United States v. Smith
Headline: Court limits wartime tolling of fraud time limits, blocks prosecutions for crimes committed after WWII ended, leaving many 1947 post‑war government fraud charges time‑barred and dismissed.
Holding: The Court held that the wartime suspension of limitations does not apply to crimes committed after the President’s December 31, 1946 proclamation ending hostilities, so offenses in 1947 are not tolled and are time‑barred.
- Makes many 1947 post‑war fraud charges time‑barred.
- Limits government ability to prosecute post‑war frauds after Dec 31, 1946.

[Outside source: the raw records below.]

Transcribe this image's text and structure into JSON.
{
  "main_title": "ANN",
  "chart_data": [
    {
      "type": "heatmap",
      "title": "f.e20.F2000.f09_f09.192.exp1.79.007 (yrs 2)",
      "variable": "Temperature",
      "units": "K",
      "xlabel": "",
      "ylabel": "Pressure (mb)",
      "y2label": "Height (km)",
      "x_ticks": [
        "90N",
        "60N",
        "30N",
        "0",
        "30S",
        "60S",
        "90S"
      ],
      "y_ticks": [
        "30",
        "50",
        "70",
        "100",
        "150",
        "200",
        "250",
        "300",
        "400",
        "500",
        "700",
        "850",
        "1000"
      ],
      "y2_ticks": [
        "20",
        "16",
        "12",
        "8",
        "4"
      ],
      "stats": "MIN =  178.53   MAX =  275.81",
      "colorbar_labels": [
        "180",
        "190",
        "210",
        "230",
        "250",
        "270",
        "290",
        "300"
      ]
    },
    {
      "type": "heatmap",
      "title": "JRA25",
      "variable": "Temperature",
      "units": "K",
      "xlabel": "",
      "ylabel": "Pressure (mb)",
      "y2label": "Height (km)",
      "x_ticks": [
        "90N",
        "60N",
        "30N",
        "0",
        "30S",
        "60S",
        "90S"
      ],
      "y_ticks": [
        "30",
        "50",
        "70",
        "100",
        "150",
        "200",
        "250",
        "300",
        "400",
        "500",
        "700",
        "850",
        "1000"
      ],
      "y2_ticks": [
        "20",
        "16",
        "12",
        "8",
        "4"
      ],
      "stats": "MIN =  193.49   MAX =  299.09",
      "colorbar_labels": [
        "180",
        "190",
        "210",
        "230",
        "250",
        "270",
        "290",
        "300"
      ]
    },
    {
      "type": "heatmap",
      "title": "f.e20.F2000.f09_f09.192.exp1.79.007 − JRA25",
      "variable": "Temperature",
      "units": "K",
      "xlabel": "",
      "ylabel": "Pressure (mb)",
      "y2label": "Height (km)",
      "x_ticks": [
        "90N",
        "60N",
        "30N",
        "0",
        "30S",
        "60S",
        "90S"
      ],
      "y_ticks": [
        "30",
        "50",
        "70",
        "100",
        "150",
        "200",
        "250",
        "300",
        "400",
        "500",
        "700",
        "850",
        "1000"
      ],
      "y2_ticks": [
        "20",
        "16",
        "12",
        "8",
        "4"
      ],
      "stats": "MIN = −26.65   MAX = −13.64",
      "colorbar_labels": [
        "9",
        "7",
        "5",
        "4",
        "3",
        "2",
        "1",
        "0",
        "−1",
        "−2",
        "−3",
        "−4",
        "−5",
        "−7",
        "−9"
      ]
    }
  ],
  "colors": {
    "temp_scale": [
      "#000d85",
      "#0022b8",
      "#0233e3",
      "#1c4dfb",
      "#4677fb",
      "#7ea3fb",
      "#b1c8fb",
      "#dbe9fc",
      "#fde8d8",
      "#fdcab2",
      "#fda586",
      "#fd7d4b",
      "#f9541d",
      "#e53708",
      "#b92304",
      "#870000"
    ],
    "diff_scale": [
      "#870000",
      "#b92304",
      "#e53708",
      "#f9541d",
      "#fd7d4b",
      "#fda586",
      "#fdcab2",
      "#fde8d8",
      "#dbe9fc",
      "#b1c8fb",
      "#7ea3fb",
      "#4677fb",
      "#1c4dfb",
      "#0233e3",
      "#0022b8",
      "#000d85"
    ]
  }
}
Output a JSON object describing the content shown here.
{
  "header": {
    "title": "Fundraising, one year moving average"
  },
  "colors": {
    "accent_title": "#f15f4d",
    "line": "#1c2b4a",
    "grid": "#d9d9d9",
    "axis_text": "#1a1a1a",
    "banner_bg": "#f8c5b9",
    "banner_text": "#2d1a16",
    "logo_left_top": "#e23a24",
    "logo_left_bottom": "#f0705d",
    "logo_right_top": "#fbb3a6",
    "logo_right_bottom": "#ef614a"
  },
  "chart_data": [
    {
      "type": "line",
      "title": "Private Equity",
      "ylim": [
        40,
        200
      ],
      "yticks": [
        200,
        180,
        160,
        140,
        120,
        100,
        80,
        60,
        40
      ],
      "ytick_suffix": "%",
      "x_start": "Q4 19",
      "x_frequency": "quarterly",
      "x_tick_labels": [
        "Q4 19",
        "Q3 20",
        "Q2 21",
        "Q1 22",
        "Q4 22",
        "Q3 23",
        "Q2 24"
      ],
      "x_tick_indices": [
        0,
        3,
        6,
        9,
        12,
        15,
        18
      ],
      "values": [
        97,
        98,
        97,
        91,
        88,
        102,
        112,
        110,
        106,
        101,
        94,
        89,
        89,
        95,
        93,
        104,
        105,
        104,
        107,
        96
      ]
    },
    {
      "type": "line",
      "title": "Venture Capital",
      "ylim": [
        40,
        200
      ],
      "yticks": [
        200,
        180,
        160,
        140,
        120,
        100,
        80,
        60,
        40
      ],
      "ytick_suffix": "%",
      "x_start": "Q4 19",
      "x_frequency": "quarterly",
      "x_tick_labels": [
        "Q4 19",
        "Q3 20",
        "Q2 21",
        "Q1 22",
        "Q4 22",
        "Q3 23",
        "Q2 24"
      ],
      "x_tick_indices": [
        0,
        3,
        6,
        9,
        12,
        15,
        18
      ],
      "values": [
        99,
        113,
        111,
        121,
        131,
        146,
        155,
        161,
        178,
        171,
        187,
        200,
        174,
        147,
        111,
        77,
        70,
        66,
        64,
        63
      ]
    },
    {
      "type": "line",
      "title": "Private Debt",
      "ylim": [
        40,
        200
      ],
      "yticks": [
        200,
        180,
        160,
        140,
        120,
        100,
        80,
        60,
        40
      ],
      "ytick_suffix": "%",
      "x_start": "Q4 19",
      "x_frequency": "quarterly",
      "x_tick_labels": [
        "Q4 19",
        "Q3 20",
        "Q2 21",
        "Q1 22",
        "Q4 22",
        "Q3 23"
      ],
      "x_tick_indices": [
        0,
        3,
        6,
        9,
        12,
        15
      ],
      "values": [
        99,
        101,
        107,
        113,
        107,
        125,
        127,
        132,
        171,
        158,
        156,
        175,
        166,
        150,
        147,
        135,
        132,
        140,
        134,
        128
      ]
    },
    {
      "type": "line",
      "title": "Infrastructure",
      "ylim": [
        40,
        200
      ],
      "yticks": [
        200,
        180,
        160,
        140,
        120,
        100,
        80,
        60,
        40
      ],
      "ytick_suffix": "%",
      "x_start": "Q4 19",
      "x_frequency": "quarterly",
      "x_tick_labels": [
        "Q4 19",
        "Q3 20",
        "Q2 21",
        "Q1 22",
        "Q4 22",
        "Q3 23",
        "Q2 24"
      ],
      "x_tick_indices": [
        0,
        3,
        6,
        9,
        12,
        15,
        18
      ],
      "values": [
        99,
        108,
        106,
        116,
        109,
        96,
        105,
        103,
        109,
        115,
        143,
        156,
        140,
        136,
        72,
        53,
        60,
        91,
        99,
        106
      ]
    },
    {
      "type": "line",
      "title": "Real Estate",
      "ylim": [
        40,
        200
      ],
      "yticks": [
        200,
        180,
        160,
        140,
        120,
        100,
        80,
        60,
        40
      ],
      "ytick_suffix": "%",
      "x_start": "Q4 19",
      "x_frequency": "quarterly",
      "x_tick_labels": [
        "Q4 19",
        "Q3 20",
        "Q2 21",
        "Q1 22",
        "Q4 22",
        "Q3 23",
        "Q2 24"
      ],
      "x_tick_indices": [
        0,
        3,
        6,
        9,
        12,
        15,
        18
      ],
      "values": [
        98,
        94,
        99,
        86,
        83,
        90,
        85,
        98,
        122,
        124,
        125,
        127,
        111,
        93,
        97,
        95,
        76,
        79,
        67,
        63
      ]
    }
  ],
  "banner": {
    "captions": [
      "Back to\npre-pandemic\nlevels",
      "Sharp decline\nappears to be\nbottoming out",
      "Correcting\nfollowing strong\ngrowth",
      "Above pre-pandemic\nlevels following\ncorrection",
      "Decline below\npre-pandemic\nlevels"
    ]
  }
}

- Clarifies that wartime tolling covers only offenses before war termination.
Summary
Background
A man was accused of forging the payee’s name on a government check dated June 30, 1947, and another person was accused of making a false statement in a 1947 Farmers Home Administration application. Both were indicted in 1950 for acts in 1947. Normally a three‑year time limit would bar such prosecutions, but the Government argued that the Wartime Suspension of Limitations Act paused that clock during the war and for three years after the President declared hostilities ended.
Reasoning
The central question was whether the wartime suspension applies to crimes committed after the President’s proclamation ending hostilities on December 31, 1946. The Court said no. It explained the law was meant to prevent war‑period offenses from being forgotten while officials were occupied with the war. Under the Court’s reading, the three‑year extension runs from the date hostilities were declared ended, so crimes committed after that date are not covered by the suspension and the ordinary three‑year limit applies.
Real world impact
Because the Court held the suspension does not cover post‑termination crimes, the 1947 offenses at issue are time‑barred and the indictments were properly dismissed. The decision narrows when the Government can rely on the wartime tolling rule and affects prosecutions for alleged post‑war frauds on the United States. The Court noted later statutory reenactments but did not alter this construction in these appeals.
Dissents or concurrances
A concurring Justice agreed with the judgment and emphasized when war activity actually ended; a dissent argued the suspension should have continued three years after the proclamation and would have allowed the prosecutions to go forward.